The above figure compares two sets of boxplots for the UScereal dataset discussed last time, from the MASS package in R.  Specifically, both boxplots summarize the reported potassium content for breakfast cereals from 6 different manufacturers, each identified by a one-letter designation.  Both boxplots are generated using the log = “y” and varwidth options to obtain boxplots whose width is proportional to the square root of the number of records in each subsample.  The difference in these two sets of boxplots is that the one on the left uses the standard outlier identification algorithm, which is the default for the boxplot command in base R, while the boxplot series on the right uses the modified outlier detection rule just described, based on the medcouple skewness measure and available via the adjbox command in the robustbase add-on package.  The points declared outliers for each boxplot are shown as solid circles for emphasis (simply specify “pch = 16” in either boxplot command), and these points illustrate the difference between the two boxplot results.  Specifically, the left-hand group of boxplots only show upward outliers, one for manufacturer G (General Mills) and two for manufacturer K (Kellogs), while the right-hand boxplots only show downward outliers, three for General Mills, one for Kellogs, and one for Quaker Oats (manufacturer Q).  The question remains which of these conclusions is more reasonable, and this question will be revisited in subsequent posts using two additional boxplot extensions: violin plots and bean plots, both of which incorporate nonparametric density estimates to give a more detailed picture of the data.  For now, it is enough to note three things: first, an alternative to the standard boxplot is available that provides distinct detection rules for upper and lower outliers; second, that this alternative approach often finds different outliers than the standard boxplot rule does; and third, there is evidence to suggest that this modified boxplot does indeed perform better in the face of significant distributional asymmetry.  For a more detailed discussion of this point, refer to the technical report cited above.

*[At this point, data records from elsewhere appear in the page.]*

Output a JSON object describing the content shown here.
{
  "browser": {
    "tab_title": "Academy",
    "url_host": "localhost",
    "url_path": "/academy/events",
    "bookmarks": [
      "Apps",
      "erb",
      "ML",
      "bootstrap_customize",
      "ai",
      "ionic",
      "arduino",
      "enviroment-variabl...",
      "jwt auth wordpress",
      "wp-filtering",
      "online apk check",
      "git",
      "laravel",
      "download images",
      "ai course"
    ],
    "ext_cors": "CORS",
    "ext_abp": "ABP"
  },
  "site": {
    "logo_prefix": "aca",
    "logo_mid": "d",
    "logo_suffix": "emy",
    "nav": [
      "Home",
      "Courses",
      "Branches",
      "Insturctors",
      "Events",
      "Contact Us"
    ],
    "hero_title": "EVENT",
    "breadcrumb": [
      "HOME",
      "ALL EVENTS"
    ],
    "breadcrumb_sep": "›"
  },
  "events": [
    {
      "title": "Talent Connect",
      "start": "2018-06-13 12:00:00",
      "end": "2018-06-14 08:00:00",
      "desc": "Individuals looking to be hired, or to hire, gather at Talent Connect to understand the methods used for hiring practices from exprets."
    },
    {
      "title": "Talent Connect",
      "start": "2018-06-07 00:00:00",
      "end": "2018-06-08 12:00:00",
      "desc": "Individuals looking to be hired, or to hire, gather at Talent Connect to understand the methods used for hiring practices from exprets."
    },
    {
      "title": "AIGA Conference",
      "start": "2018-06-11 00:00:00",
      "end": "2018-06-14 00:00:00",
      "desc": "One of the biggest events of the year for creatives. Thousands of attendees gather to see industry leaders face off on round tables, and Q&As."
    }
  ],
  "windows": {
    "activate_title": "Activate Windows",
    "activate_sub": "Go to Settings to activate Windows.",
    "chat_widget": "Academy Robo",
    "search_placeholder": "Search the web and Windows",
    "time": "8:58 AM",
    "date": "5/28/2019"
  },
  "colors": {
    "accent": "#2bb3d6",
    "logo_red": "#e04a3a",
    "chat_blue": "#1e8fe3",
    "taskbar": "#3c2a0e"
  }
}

Finally, it is worth emphasizing that the robustbase package contains a lot more than just the adjbox procedure discussed here, including multivariable outlier detection procedures like adjOutlyingness, robust multivariate location and scale estimation procedures like covMcd, and robust fitting procedures like lmrob and glmrob for linear models and generalized linear models (specifically, a robust logistic regression procedure for binomial data, and a robust Poisson regression procedure for count data), among others.  The biggest drawback of this package is that the documentation is incomplete, so it is important to check out the references cited there to get a clear idea of what some of these procedures do and how they do it.  That said, it is important to emphasize two points.  First, if R were a commercially supported software package, this level of documentation would be inexcusable, but R is not a commercial product: it is the freely-available end result of the loosely coordinated efforts of a very large group of unpaid volunteers.  The second point is that, despite the limitations of the documentation, the robustbase package provides implementations of procedures that could, in principle, be built on the basis of their published descriptions by anyone who wanted to.  The experience of doing that would be educational and intellectually rewarding, but it would also be a lot of work that most of us would simply never do, so we would not have any of the neat goodies that the authors have made available to us.  In the end, while I would strongly encourage them to finish the documentation, more importantly, I offer my heartfelt appreciation for their releasing the package so I can use it.